2. A method according to claim 1 in which the angle between the direction of flow of the hot liquid and the direction of flow of the cold liquid is between 5.degree. and 175.degree..

3. A method according to claim 1 in which the angle between the direction of flow of the hot liquid and the direction of flow of the cold liquid is between 25.degree. and 155.degree..

4. A method according to claim 1 in which the pebbles are made of a crystalline nonmetallic material.

5. A method according to claim 2 in which the pebbles are made of a crystalline nonmetallic material.

6. A method according to claim 3 in which the pebbles are made of a crystalline nonmetallic material.

7. A method according to claim 4 in which the crystalline nonmetallic material is quartz.

8. A method according to claim 5 in which the pebbles are made of quartz.

9. A method according to claim 6 in which the crystalline nonmetallic material is quartz.

10. A method according to claim 4 in which the crystalline nonmetallic material is graphite.

11. A method according to claim 5 in which the crystalline nonmetallic material is graphite.

12. A method according to claim 6 in which the crystalline nonmetallic material is graphite.

13. A method according to claim 4 in which the crystalline nonmetallic material is carbon.

14. A method according to claim 5 in which the crystalline nonmetallic material is carbon.

15. A method according to claim 6 in which the crystalline nonmetallic material is carbon.

16. A method according to claim 1 in which the flow of one of the two liquids is in the form of a flattened helix.

17. A method according to claim 2 in which the flow of one of the two liquids is in the form of a flattened helix.

18. A method according to claim 3 in which the flow of one of the two liquids is in the form of a flattened helix.

19. A method according to claim 4 in which the flow of one of the two liquids is in the form of a flattened helix.

20. A method according to claim 5 in which the flow of one of the two liquids is in the form of a flattened helix.

21. A method accoding to claim 6 in which the flow of one of the two liquids is in the form of a flattened helix.

22. A method according to claim 7 in which the flow of one of the two liquids is in the form of a flattened helix.
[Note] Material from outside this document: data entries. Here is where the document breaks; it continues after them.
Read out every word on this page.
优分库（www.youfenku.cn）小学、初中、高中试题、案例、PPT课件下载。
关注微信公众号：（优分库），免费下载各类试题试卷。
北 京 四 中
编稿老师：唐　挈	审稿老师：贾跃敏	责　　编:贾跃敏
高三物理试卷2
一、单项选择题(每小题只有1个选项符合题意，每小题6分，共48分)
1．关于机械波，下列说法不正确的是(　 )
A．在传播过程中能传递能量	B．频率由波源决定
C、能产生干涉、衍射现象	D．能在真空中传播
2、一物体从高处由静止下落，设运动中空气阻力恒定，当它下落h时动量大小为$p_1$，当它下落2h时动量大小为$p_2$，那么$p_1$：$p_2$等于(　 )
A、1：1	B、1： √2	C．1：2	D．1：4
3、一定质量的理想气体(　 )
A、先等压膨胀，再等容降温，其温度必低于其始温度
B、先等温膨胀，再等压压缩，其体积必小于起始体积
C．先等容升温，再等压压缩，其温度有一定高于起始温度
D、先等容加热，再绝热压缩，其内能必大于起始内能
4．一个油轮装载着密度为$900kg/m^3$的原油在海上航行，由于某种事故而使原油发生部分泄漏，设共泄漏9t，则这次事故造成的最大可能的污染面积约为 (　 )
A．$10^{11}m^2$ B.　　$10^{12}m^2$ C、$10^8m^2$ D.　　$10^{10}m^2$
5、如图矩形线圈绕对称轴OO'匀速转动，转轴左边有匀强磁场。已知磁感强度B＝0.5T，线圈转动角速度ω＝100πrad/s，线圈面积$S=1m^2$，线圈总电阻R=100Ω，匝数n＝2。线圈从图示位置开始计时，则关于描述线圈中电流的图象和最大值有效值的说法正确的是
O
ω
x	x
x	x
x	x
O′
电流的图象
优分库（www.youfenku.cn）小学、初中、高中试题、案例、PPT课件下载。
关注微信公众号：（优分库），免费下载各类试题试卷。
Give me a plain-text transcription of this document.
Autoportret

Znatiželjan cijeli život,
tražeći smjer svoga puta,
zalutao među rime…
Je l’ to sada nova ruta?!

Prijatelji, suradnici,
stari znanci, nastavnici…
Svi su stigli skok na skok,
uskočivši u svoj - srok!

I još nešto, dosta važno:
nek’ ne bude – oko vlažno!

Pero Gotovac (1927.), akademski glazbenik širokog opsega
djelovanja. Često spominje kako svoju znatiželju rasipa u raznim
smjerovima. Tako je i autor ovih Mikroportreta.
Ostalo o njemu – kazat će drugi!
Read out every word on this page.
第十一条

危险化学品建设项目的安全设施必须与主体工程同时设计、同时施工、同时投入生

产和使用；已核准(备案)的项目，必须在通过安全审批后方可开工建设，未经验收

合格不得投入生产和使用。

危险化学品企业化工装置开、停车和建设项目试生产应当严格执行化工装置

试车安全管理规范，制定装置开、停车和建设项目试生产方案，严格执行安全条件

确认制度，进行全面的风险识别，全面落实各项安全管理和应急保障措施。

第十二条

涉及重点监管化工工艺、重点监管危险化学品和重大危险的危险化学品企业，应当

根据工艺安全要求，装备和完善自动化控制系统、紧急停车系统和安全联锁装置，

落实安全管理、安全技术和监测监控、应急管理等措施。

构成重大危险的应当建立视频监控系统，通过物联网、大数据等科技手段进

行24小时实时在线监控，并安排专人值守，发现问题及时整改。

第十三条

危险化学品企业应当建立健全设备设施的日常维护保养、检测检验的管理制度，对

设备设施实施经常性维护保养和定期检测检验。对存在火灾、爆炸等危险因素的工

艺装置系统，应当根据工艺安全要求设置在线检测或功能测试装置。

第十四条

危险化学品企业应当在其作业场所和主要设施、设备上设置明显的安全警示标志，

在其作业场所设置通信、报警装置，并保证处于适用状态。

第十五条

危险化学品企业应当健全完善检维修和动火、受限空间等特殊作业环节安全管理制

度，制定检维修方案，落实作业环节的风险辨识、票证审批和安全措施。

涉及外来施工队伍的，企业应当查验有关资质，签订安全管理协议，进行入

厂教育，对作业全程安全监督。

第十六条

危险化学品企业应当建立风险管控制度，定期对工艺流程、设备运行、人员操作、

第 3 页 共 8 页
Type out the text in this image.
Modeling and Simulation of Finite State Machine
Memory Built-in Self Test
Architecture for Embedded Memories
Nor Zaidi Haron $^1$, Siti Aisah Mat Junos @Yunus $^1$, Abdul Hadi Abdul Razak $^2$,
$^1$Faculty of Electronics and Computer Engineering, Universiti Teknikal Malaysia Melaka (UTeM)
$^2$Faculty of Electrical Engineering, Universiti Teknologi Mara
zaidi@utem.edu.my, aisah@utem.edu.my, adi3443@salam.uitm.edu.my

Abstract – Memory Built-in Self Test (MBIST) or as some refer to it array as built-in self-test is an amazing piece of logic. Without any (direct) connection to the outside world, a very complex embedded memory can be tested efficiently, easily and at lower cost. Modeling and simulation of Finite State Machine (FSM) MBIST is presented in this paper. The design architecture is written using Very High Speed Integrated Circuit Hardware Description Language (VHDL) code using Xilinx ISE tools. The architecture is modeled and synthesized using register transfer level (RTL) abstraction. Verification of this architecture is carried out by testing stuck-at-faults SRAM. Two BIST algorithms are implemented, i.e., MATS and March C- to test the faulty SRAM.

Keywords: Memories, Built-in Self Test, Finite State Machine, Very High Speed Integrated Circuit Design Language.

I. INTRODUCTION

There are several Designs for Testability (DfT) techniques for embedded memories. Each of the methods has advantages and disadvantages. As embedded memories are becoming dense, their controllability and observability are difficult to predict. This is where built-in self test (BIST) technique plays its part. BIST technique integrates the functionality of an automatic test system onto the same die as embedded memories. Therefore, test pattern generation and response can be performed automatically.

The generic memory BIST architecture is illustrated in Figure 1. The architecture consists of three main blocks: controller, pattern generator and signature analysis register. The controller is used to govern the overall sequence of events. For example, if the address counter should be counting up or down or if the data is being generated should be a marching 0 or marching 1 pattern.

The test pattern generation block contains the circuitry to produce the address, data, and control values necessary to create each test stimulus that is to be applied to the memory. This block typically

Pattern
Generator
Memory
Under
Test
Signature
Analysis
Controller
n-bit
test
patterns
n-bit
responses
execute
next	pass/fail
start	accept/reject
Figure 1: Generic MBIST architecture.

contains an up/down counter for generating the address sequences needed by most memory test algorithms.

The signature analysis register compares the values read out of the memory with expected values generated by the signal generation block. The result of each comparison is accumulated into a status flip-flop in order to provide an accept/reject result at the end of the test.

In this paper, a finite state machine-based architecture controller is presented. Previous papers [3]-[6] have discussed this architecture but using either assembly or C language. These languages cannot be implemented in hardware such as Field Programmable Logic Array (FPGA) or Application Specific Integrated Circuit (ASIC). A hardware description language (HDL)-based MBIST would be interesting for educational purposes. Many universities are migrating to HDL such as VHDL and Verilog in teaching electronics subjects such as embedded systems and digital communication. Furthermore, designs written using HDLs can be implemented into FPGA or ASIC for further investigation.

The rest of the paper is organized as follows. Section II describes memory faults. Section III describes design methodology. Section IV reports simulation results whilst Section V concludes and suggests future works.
23. A method according to claim 8 in which the flow of one of the two liquids is in the form of a flattened helix.

24. A method according to claim 9 in which the flow of one of the two liquids is in the form of a flattened helix.

25. A method according to claim 1 inn which the flows of both of the liquids are in the forms of flattened helix.

26. A method according to claim 2 in which the flows of both of the two liquids are in the forms of flattened helix.

27. A method according to claim 3 in which the flows of both of the two liquids are in the forms of flattened helix.